Moo is right to insist “that the central topic of these verses is not human nature, or anthropology, but the Mosaic law. Because this is the case, the most important teaching of the section is the same however the ‘I’ is identified.” The only escape from sin is to be out from under law and safely under Christ.

Again we can appreciate Paul’s genius. He is able to vindicate the law and at the same time highlight its weakness by pointing the blame directly at sin, and also through deft use of the “I” demonstrate that the law reveals sin and is an unwilling ally of sin in unbelievers, as was once the case with himself and Israel and now also with Jews and Gentiles alike who are apart from Christ.

Paul’s allusion to Adam’s victimization by sin is especially meaningful.
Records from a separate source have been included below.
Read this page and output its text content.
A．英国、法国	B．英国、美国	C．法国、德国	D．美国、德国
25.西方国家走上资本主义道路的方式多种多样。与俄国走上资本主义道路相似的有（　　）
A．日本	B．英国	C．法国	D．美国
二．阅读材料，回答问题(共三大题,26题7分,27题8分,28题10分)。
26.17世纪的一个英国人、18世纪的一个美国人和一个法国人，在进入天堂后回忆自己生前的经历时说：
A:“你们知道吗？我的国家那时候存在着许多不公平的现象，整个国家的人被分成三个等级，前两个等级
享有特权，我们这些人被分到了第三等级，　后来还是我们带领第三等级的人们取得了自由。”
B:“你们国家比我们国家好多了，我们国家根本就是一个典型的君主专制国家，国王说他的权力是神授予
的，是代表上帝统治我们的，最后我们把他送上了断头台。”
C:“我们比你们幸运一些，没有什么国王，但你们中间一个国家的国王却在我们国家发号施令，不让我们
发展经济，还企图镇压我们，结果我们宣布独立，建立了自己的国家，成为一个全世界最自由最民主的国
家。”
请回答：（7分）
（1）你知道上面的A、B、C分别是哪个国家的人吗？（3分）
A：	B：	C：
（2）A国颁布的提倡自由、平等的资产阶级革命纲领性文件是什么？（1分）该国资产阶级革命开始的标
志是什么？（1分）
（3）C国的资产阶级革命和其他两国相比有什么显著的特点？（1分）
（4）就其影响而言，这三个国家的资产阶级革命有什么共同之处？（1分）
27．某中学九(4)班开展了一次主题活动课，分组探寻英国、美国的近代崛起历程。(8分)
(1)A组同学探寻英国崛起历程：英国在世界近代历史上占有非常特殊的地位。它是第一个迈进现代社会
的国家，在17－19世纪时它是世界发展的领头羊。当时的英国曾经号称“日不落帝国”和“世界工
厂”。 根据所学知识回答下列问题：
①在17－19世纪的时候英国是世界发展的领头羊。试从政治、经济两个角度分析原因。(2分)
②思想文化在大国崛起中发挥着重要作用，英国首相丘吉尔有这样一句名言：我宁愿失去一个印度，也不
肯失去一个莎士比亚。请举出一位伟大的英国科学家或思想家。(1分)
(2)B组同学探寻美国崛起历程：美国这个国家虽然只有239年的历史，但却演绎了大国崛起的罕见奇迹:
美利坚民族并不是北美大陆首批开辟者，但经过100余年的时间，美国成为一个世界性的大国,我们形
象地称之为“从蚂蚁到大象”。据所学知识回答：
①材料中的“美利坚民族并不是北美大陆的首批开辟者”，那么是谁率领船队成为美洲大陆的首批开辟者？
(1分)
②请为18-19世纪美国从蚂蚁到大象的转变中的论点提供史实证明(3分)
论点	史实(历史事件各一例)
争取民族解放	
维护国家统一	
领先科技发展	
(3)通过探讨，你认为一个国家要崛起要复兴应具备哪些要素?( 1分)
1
By identifying as covetousness Adam’s transgression of the particular commandment given him—showing Adam to have been the first human to violate, in retrospect, the 10th commandment—Paul once again highlights even the holy and good Mosaic law’s inability to cure the disease of sin, which infects the desires and motives of all humanity (see 5:13–14).

This assessment applies to verses 7–12. A shift from past tense here to present tense in 14–25 is one signal that Paul has someone else in mind with his “I” there.